Design and characterisation of a miniature stirred bioreactor system for parallel microbial fermentations

The establishment of a high productivity microbial fermentation process requires the experimental investigation of many interacting variables. In order to speed up this procedure a novel miniature stirred bioreactor system is described which enables parallel operation of 4–16 independently controlled fermentations. Each miniature bioreactor is of standard geometry (100 mL maximum working volume) and is fitted with a magnetically driven six-blade miniature turbine impeller (di = 20 mm, di/dT = 1/3) operating in the range 100–2000 rpm. Aeration is achieved via a sintered sparger at flow rates in the range of 0–2 vvm. Continuous on-line monitoring of each bioreactor is possible using miniature pH, dissolved oxygen and temperature probes, while PC-based software enables independent bioreactor control and real-time visualisation of parameters monitored on-line. In addition, a new optical density probe is described that enables on-line estimation of biomass growth kinetics without the need for repeated sampling of individual bioreactors. Initial characterisation of the bioreactor involved quantification of the volumetric oxygen mass transfer coefficient as a function of agitation and aeration rates. The maximum kLa value obtained was 0.11 s−1. The reproducibility of E. coli TOP10 pQR239 and B. subtilis ATCC6633 fermentations was shown in four parallel fermentations of each organism. For E. coli (1000 rpm, 1 vvm) the maximum specific growth rate, μmax, was 0.68 ± 0.01 h−1 and the final biomass concentration obtained, Xfinal, was 3.8 ± 0.05 g L−1. Similarly for B. subtilis (1500 rpm, 1 vmm) μmax was 0.45 ± 0.01 h−1 and Xfinal was 9.0 ± 0.06 g L−1. Biomass growth kinetics increased with increases in agitation and aeration rates and the oxygen enrichment for control of DOT levels enabled μmax and Xfinal as high as 0.93 h−1 and 8.1 g L−1 respectively to be achieved.
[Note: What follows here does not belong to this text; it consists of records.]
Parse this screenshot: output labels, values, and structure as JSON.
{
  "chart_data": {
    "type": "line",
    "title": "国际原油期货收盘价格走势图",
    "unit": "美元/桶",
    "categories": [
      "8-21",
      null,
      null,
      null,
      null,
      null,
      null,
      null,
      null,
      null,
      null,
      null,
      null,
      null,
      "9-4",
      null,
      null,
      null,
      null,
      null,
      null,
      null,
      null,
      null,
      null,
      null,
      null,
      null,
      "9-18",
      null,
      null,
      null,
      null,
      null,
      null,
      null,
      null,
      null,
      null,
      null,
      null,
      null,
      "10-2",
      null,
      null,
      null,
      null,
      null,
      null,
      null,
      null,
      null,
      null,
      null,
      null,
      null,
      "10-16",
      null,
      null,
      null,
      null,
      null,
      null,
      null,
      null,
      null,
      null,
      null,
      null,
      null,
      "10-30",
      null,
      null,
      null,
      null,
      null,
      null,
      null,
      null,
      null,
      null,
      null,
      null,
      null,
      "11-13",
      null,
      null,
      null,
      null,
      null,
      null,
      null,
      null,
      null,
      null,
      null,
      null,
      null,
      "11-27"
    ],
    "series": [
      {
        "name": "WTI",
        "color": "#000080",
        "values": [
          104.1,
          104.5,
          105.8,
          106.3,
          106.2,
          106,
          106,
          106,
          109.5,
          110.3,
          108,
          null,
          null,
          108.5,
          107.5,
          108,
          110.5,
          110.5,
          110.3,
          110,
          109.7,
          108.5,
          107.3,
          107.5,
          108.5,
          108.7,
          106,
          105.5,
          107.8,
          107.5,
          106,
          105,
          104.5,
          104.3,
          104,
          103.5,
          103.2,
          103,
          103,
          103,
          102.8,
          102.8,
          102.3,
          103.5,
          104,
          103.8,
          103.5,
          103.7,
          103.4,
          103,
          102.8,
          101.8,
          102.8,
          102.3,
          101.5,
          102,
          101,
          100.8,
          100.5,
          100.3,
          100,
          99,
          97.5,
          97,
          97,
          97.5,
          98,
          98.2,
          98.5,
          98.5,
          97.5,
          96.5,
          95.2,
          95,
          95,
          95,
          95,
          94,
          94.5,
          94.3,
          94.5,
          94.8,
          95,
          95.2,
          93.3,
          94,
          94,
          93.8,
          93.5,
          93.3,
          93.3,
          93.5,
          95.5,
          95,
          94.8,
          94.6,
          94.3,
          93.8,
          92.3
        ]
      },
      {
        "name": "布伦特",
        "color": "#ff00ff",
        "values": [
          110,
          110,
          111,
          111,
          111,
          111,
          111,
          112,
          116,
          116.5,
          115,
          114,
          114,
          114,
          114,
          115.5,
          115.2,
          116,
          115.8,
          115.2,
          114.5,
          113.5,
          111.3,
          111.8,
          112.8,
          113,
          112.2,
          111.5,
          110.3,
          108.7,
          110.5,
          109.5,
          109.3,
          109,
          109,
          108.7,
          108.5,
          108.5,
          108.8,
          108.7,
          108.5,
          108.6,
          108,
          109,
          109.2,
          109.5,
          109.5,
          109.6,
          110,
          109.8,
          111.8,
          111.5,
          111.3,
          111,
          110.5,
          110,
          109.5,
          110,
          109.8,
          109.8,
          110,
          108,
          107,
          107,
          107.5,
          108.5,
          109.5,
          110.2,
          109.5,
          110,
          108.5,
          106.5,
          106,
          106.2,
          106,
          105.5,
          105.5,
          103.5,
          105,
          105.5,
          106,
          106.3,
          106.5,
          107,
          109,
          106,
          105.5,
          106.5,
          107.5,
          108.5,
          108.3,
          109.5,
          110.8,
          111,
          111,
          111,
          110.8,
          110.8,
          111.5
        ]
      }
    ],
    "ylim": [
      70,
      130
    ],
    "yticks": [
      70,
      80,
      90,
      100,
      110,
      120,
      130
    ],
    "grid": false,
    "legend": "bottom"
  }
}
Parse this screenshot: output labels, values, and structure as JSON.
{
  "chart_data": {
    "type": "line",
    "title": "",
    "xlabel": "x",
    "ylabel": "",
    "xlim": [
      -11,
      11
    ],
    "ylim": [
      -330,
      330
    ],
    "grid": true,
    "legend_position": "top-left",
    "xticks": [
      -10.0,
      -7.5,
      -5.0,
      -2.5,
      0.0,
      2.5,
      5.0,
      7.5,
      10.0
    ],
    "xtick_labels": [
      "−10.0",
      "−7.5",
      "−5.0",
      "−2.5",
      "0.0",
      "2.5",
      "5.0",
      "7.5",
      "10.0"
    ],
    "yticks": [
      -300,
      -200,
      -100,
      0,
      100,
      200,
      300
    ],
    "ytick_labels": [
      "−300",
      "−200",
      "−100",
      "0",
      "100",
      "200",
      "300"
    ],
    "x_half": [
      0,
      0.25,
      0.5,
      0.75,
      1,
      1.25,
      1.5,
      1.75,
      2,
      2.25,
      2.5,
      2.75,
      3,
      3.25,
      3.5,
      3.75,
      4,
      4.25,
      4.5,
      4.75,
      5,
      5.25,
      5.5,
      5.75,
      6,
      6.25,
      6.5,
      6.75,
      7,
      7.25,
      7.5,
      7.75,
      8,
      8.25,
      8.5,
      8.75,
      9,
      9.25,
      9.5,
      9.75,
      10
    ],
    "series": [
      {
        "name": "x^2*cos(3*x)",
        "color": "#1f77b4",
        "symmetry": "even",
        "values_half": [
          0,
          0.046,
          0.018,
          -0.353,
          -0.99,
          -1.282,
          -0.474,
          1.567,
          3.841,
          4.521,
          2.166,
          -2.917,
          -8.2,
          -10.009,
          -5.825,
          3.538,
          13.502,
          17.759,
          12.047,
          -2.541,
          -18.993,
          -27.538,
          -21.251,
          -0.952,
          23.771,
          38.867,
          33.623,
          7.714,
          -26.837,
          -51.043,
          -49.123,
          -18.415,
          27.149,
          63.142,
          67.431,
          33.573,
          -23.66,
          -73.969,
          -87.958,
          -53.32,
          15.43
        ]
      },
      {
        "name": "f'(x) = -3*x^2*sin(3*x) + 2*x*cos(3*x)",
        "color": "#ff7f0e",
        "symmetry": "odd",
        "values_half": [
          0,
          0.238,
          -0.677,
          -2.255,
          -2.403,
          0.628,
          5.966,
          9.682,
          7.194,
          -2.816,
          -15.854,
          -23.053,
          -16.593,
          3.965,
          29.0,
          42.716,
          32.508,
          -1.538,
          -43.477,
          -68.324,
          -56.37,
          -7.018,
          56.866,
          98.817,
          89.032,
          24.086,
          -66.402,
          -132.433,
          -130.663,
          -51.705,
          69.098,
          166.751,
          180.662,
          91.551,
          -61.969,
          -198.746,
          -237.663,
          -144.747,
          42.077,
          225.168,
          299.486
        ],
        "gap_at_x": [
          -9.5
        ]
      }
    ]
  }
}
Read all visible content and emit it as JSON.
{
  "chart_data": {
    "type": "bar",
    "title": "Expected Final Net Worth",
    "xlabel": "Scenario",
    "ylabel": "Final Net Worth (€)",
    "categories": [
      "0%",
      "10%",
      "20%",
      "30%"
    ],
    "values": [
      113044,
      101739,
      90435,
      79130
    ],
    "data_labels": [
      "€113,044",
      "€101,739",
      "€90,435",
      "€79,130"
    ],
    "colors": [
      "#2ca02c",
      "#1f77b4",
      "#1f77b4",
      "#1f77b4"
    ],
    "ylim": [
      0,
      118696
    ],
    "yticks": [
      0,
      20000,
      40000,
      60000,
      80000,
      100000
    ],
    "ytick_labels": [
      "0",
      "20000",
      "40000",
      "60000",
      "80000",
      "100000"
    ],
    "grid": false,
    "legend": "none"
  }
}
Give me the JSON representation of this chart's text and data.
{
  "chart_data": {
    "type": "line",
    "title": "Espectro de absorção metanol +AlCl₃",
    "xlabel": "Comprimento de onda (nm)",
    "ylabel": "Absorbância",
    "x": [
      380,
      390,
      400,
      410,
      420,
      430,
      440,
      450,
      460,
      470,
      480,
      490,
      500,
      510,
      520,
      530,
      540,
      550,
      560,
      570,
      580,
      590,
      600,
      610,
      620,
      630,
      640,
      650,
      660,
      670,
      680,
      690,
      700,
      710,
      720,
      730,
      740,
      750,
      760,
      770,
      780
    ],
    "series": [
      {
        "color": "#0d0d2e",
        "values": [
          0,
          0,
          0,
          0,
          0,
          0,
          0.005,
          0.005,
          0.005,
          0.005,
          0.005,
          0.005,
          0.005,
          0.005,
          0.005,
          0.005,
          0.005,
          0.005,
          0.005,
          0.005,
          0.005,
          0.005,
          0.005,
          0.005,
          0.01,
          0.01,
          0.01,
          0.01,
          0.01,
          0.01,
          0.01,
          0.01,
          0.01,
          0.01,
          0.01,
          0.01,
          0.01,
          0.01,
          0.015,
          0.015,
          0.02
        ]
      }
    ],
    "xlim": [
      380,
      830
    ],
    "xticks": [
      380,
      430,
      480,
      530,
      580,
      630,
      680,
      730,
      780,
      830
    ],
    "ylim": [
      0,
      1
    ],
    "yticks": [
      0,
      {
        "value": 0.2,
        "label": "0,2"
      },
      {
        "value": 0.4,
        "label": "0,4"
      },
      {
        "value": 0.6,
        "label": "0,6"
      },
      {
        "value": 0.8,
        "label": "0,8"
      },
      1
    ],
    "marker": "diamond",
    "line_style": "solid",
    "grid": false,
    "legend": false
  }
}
Preliminary, scale-up studies with E. coli in the miniature bioreactor (100 mL working volume) and a laboratory scale 2 L bioreactor (1.5 L working volume) were performed at matched kLa values. Very similar growth kinetics were observed at both scales giving μmax values of 0.94 and 0.97 h−1, and Xfinal values of 5.3 and 5.5 g L−1 respectively. The miniature bioreactor system described here thus provides a useful tool for the parallel evaluation and optimisation of microbial fermentation processes.